STF atua como bloco e amplia influência no processo eleitoral
O cientista político Adriano Cerqueira, professor do Ibmec de Belo Horizonte, observa que o Supremo Tribunal Federal (STF) e o Tribunal Superior Eleitoral (TSE) passaram a agir de forma mais coesa desde a Constituição de 1988, o que, segundo ele, tem ampliado sua influência sobre o processo eleitoral.
“Desde a Constituição de 88, o modo como foi composto, não apenas o STF, mas o próprio TSE, essa confusão entre ministros do STF com presença também na mais alta corte eleitoral, acabou acontecendo. Hoje é muito difícil distinguir até onde vai o STF, até onde vai o TSE”, avalia Cerqueira.
Ele destaca que essa atuação impacta diretamente as eleições. “A importância desses juízes no processo eleitoral cresceu bastante, inclusive para criar interpretações da lei existente. Se não existe claramente uma lei votada pelo Congresso, eles interpretam, eles modificam, inclusive dentro do processo”, aponta.
Carregar o sobrenome Bolsonaro pode ser peso para Michelle frente ao Judiciário
Apesar de não possuir mandato, a ex-primeira-dama Michelle Bolsonaro já aparece empatada com Lula em recentes pesquisas publicadas. No entanto, o fato de ser esposa do ex-mandatário poderá suscitar cautela nos ministros do STF. Seja disputando ao Palácio do Planalto ou ao Senado, a atual presidente do PL Mulher é vista como uma força eleitoral que não pode ser ignorada.
Ao contrário do marido, Michelle possui menos complicações na Justiça. Durante as investigações do caso das jóias sauditas, ela chegou a ser apontada como destinatária dos objeto, mas não foi citada pela Polícia Federal no relatório final da investigação que apurou suposta apropriação e venda ilegal de ítens que faziam parte do acervo presidencial.
Por outro lado, a ex-primeira-dama é investigada por denúncias de uso irregular do cartão corporativo da presidência da República, enquanto Bolsonaro esteve à frente do cargo. As suspeitas fizeram o líder do PT na Câmara dos Deputados, Lindbergh Farias (PT-RJ), protocolar, em março deste ano, cinco requerimentos contra a ex-primeira-dama. Os pedidos foram apresentados ao Ministério Público Federal (MPF), à Polícia Federal (PF) e à Controladoria-Geral da União (CGU).

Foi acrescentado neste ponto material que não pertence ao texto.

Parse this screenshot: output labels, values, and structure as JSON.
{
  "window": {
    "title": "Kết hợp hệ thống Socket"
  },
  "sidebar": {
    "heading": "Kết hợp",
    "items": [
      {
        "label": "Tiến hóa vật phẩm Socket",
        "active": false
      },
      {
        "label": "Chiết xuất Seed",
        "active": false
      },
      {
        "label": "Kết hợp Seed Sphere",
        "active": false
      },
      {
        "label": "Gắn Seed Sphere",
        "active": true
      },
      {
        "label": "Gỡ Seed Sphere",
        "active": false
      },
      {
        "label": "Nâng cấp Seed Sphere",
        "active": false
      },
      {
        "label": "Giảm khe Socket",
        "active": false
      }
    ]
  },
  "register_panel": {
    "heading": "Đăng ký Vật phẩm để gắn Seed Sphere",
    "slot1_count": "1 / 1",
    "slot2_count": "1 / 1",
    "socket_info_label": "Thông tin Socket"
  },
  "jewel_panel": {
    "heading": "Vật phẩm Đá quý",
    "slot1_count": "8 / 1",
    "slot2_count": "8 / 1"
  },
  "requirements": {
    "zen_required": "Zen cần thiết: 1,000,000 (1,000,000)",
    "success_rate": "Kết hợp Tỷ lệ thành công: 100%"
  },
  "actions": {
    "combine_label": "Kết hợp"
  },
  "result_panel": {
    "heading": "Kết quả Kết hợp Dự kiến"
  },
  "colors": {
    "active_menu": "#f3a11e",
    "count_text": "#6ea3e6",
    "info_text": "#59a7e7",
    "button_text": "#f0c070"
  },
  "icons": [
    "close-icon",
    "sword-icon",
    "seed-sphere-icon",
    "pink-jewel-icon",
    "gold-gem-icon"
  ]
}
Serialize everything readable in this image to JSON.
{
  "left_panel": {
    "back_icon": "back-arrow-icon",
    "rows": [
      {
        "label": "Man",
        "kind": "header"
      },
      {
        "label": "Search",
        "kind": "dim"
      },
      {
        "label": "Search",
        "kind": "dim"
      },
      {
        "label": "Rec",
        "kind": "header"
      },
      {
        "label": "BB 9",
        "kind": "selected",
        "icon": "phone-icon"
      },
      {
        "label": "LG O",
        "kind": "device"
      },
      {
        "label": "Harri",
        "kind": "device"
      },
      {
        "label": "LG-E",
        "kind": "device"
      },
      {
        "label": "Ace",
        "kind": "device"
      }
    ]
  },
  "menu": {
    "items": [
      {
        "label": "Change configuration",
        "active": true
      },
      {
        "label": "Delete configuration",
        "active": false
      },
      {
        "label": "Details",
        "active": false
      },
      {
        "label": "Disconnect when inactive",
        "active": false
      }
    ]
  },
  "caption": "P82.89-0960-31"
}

Para Juan Carlos Arruda, cientista político e CEO do think tank Ranking dos Políticos, uma eventual candidatura de Michelle Bolsonaro carrega um peso simbólico e ambíguo. “No caso de uma eventual candidatura de Michelle Bolsonaro, o fator simbólico do sobrenome pesa tanto a favor quanto contra”, afirma.
Segundo ele, o nome Bolsonaro ainda mobiliza uma base significativa, mas também pode despertar resistências.
“É inevitável que seu nome (Michelle) evoque a figura de Jair Bolsonaro, que teve embates públicos e jurídicos com a Corte. Isso pode gerar maior resistência, principalmente se a campanha adotar uma retórica de confronto.”
Ainda assim, Arruda pondera que o tratamento institucional à candidatura dependerá de outros fatores. “O tom adotado, as alianças políticas e o grau de adesão às regras eleitorais terão mais peso do que unicamente o sobrenome.”